Electrostatic Forces-Induced Transformation of an Atactic Polymer from Amorphous to Semicrystalline

Quaternization of P4VP by alkyl halides with varying number of carbons (n = 1 – 12) presents a platform to study the interplay between electrostatic attractive and steric repulsive forces. In P4VP-based random copolymers, the competition between these forces results in two distinct short-range ordering: ion clusters and backbone-to-backbone spacing. For copolymers quaternized with methyl or ethyl halides (n = 1 – 2), dipole forces are dominant forming ion clusters; while for copolymers quaternized with longer alkyl halides (n = 3 – 8), steric repulsion is dominant resulting in backbone-to-backbone spacing. The competition between electrostatics and sterics also governs the morphology of quaternized P4VP homopolymer.

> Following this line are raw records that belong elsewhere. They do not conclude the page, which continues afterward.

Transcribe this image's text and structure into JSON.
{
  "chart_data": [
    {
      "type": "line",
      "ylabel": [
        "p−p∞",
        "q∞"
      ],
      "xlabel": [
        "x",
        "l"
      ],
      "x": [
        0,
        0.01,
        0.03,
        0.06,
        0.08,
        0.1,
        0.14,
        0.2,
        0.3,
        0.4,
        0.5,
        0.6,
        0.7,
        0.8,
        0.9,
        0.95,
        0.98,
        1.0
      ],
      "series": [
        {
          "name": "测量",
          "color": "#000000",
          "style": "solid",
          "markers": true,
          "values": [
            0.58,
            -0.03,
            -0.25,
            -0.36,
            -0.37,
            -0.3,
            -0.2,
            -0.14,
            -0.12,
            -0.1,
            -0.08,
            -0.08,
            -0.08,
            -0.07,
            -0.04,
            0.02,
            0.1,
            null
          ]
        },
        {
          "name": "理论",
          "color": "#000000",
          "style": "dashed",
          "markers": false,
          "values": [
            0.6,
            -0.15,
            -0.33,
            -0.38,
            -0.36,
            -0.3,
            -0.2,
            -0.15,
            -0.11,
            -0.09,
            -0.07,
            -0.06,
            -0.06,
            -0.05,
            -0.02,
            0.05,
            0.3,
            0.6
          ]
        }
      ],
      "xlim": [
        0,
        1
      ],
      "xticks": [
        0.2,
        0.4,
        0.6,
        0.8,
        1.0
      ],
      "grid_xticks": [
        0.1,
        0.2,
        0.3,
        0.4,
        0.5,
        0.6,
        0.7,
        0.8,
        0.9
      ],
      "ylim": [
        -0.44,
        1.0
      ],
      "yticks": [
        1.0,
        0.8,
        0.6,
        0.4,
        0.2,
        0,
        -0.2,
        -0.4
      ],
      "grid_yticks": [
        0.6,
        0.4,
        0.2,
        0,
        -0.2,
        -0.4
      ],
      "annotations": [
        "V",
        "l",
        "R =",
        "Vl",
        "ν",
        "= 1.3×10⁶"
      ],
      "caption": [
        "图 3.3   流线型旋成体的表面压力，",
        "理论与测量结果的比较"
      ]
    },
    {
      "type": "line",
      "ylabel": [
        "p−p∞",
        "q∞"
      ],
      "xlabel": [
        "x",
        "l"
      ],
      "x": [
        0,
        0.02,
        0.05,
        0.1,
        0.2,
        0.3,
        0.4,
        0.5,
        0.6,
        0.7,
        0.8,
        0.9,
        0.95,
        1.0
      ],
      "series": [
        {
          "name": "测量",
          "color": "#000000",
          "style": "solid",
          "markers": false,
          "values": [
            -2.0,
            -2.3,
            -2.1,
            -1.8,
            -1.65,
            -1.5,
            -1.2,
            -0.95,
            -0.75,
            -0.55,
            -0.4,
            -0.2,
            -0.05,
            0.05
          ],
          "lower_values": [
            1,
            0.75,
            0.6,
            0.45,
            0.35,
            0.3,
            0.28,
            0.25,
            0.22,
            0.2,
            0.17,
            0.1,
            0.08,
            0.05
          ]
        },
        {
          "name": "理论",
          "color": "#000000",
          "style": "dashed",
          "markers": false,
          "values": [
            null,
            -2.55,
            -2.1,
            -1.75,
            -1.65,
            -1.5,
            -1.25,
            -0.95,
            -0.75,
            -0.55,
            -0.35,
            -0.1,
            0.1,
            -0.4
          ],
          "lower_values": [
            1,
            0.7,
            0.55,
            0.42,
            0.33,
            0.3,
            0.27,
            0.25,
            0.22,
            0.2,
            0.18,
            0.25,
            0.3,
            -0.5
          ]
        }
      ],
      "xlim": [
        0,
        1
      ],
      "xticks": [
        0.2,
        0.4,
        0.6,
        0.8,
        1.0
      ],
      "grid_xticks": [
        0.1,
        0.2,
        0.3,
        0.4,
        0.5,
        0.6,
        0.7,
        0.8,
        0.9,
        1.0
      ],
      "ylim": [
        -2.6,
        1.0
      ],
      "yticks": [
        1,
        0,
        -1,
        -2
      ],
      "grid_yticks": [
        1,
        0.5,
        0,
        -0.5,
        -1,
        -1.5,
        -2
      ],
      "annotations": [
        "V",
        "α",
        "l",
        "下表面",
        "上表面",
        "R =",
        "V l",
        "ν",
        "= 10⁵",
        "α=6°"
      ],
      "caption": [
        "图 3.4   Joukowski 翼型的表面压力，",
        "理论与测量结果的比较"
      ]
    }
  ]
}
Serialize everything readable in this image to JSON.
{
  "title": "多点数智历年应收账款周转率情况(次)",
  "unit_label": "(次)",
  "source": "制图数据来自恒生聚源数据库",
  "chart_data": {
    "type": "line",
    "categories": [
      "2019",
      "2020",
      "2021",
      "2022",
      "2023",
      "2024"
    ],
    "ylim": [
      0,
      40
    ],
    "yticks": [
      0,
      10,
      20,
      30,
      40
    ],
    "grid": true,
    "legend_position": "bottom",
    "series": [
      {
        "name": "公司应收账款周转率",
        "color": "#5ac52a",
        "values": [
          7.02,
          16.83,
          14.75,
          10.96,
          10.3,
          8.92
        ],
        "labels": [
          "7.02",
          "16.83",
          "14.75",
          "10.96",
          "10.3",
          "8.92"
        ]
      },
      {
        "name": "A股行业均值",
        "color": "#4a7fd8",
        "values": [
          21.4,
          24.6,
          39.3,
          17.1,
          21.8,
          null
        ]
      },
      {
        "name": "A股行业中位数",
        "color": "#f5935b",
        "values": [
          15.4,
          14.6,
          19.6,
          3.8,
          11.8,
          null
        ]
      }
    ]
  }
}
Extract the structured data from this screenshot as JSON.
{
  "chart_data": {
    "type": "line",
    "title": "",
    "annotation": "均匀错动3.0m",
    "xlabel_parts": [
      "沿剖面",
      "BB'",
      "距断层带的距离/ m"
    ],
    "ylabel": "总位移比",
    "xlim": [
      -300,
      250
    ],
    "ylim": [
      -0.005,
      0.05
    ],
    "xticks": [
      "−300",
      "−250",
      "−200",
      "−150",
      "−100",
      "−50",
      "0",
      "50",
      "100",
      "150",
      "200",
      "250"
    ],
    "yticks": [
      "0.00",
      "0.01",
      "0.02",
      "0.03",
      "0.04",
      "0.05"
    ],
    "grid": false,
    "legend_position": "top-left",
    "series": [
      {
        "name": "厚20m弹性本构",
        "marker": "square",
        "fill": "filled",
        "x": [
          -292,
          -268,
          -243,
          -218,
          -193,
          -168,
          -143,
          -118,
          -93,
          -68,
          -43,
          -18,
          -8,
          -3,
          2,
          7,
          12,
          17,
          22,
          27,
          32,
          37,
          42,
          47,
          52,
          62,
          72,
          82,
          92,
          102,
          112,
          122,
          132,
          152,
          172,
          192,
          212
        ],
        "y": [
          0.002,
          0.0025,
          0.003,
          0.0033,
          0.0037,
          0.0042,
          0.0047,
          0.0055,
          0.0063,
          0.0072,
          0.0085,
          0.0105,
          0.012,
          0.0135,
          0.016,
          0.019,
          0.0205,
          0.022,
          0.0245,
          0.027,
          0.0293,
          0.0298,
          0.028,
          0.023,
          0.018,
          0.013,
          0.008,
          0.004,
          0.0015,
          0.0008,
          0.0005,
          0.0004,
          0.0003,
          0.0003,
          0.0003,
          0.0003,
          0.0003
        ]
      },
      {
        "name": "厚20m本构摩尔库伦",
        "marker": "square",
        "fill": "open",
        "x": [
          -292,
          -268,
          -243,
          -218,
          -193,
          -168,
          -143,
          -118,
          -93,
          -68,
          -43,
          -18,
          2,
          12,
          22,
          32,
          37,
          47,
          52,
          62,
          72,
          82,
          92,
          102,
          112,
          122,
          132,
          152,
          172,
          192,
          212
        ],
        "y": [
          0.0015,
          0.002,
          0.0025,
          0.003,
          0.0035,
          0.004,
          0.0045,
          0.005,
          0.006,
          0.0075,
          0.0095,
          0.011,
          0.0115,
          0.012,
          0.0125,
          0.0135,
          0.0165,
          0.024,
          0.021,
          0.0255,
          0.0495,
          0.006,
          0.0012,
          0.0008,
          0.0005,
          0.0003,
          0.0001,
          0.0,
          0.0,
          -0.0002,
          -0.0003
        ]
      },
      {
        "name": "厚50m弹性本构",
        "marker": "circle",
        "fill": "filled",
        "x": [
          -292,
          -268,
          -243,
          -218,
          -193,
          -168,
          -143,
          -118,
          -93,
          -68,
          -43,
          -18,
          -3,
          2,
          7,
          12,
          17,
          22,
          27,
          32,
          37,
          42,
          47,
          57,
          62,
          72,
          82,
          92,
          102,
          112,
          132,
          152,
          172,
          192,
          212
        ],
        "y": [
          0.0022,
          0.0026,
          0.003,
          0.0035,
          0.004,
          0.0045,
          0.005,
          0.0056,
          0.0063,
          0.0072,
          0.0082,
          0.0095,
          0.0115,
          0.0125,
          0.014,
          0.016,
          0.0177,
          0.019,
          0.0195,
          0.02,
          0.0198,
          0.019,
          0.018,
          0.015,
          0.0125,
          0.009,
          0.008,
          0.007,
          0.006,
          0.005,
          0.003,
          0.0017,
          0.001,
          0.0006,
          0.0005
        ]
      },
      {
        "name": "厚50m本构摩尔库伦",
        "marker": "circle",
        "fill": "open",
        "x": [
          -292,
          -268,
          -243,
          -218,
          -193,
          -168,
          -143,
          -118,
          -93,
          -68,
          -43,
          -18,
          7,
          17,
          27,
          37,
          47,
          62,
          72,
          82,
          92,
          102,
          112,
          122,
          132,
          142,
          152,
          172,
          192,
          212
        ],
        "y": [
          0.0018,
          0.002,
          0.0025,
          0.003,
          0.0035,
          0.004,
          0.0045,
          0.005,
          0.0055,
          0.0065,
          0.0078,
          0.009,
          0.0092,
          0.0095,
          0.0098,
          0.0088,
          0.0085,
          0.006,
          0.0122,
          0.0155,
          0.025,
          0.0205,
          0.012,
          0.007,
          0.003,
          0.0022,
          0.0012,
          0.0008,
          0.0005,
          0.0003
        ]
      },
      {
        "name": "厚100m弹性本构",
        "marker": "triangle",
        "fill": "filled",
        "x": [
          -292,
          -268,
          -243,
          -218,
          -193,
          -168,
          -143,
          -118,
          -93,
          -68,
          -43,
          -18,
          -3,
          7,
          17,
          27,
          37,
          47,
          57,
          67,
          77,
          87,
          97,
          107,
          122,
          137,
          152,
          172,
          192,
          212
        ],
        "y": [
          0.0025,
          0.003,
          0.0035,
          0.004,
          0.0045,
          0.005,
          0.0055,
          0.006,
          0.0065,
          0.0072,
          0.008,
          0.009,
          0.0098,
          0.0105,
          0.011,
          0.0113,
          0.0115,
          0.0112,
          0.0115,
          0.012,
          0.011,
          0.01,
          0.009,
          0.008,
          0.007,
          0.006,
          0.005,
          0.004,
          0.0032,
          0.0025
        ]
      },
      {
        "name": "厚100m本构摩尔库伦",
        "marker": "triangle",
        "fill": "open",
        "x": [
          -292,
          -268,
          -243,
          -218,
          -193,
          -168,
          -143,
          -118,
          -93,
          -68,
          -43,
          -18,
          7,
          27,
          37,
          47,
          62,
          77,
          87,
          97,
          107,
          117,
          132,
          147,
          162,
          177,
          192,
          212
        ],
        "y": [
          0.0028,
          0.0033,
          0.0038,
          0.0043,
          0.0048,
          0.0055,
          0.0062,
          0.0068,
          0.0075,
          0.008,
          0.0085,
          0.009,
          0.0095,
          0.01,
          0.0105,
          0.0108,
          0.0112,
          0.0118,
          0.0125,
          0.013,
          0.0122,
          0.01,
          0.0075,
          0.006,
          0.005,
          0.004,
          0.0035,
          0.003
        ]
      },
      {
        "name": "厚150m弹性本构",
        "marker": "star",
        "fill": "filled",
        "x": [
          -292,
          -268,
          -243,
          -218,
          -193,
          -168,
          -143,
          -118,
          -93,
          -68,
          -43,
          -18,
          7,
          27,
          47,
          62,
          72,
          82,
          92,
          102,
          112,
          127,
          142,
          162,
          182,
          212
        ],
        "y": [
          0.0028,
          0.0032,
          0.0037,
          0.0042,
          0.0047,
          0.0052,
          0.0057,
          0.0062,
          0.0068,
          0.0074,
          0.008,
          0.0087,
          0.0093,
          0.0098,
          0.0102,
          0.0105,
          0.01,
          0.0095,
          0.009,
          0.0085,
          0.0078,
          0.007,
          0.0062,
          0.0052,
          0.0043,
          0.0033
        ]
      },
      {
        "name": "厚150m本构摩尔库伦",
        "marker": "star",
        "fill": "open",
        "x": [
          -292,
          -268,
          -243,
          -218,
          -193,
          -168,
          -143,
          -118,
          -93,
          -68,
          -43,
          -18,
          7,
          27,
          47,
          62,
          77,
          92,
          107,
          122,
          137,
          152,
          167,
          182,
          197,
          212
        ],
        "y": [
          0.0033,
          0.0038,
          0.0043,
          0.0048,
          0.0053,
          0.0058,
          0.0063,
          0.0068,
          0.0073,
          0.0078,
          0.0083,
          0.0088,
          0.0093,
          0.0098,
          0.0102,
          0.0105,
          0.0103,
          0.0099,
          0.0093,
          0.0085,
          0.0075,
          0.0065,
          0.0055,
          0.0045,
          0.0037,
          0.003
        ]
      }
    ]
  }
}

Unlike in the copolymers where clusters of ions are formed when dipole forces are dominant, for P4VP_CnI and P4VP_CnBr, the atactic amorphous microstructure is transformed into an atactic semicrystalline. Characterization of P4VP_C2I and P4VP_C2Br by WAXS show distinct Bragg peaks of a primitive simple cubic structure with possible polymorphism.Thermal analysis shows double melting endotherms with a single recrystallization exotherm. Macrostructures of samples probed by POM show that crystals upon nucleation can grow into spherulites or dendrites.